Fab is a hybrid recommendation system that combines content-based and collaborative filtering to improve the effectiveness of Web-based recommendations. It addresses the limitations of both individual approaches by leveraging the strengths of each. Content-based filtering recommends items similar to those a user has liked in the past, while collaborative filtering recommends items liked by users with similar tastes. Fab integrates these methods to provide more accurate and diverse recommendations.
Fab's architecture is designed to handle the challenges of the Web, including a growing number of users and documents. It automatically identifies communities of interest, enabling enhanced group awareness and communication. The system uses user feedback to refine recommendations, ensuring that users receive items that align with their preferences.
The system works by maintaining user profiles based on content analysis and comparing these profiles to determine similar users for collaborative recommendations. Users receive items both when they score highly against their own profile and when they are rated highly by a user with a similar profile. This hybrid approach avoids the limitations of pure content-based or collaborative systems.
Fab's collection agents find pages relevant to specific topics, while selection agents find pages for specific users. The central router forwards pages to users whose profiles match. User feedback is stored in their personal selection agent's profile, ensuring it is not drowned out by other users' feedback. Users rate the recommended pages, which are used to update their profiles and influence future recommendations.
The system's performance is evaluated through experiments showing that learned profiles can predict user rankings effectively. Fab outperforms other systems in terms of personalization and adaptability. The system is designed to scale efficiently and dynamically adjust to user interests, enabling it to serve a large number of users with a fixed pool of agents.
Future work includes studying the effects of scaling up the number of users and further understanding the roles of collaborative and content-based components. Fab is an effective implementation of a hybrid system that addresses the shortcomings of pure content-based and collaborative approaches.Fab is a hybrid recommendation system that combines content-based and collaborative filtering to improve the effectiveness of Web-based recommendations. It addresses the limitations of both individual approaches by leveraging the strengths of each.
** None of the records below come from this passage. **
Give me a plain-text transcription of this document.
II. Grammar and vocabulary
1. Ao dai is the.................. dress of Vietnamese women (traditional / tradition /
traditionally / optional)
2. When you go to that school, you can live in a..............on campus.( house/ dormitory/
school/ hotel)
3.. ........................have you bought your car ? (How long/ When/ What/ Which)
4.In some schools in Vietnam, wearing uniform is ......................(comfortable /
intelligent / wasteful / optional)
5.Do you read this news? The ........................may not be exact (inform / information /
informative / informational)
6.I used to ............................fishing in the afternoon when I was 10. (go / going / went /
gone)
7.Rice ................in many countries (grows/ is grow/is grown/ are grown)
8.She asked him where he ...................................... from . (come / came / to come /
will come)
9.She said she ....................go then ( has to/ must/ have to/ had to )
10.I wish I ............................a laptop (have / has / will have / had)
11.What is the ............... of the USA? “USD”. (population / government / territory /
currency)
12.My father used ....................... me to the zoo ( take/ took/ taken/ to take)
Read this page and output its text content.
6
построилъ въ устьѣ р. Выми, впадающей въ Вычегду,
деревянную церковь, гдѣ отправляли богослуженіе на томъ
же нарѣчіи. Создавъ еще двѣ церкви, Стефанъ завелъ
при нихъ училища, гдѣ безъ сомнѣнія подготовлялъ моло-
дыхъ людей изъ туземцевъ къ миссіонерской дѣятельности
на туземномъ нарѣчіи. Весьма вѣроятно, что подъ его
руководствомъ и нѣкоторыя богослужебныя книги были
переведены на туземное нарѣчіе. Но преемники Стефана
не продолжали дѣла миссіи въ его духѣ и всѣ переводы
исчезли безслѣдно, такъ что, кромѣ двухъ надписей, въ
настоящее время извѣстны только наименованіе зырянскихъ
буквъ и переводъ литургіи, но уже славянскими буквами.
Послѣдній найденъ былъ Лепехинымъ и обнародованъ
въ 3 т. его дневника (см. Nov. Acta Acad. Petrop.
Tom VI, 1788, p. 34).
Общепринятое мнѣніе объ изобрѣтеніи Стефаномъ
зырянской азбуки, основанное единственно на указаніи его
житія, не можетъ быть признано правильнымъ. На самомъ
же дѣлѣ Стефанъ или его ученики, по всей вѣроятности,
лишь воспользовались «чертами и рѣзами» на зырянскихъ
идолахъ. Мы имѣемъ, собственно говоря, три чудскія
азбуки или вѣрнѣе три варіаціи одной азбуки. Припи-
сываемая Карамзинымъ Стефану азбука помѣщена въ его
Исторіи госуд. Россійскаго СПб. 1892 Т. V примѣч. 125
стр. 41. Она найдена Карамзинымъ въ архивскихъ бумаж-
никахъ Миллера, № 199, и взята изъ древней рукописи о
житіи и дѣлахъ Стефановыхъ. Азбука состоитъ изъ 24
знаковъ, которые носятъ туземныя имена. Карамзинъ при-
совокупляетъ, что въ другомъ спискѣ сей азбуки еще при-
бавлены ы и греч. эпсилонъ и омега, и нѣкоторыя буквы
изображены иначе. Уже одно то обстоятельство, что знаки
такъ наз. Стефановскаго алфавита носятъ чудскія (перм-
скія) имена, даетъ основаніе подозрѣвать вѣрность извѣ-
Content-based filtering recommends items similar to those a user has liked in the past, while collaborative filtering recommends items liked by users with similar tastes. Fab integrates these methods to provide more accurate and diverse recommendations.
Fab's architecture is designed to handle the challenges of the Web, including a growing number of users and documents. It automatically identifies communities of interest, enabling enhanced group awareness and communication. The system uses user feedback to refine recommendations, ensuring that users receive items that align with their preferences.
The system works by maintaining user profiles based on content analysis and comparing these profiles to determine similar users for collaborative recommendations. Users receive items both when they score highly against their own profile and when they are rated highly by a user with a similar profile. This hybrid approach avoids the limitations of pure content-based or collaborative systems.
Fab's collection agents find pages relevant to specific topics, while selection agents find pages for specific users. The central router forwards pages to users whose profiles match. User feedback is stored in their personal selection agent's profile, ensuring it is not drowned out by other users' feedback. Users rate the recommended pages, which are used to update their profiles and influence future recommendations.
The system's performance is evaluated through experiments showing that learned profiles can predict user rankings effectively. Fab outperforms other systems in terms of personalization and adaptability. The system is designed to scale efficiently and dynamically adjust to user interests, enabling it to serve a large number of users with a fixed pool of agents.
Future work includes studying the effects of scaling up the number of users and further understanding the roles of collaborative and content-based components. Fab is an effective implementation of a hybrid system that addresses the shortcomings of pure content-based and collaborative approaches.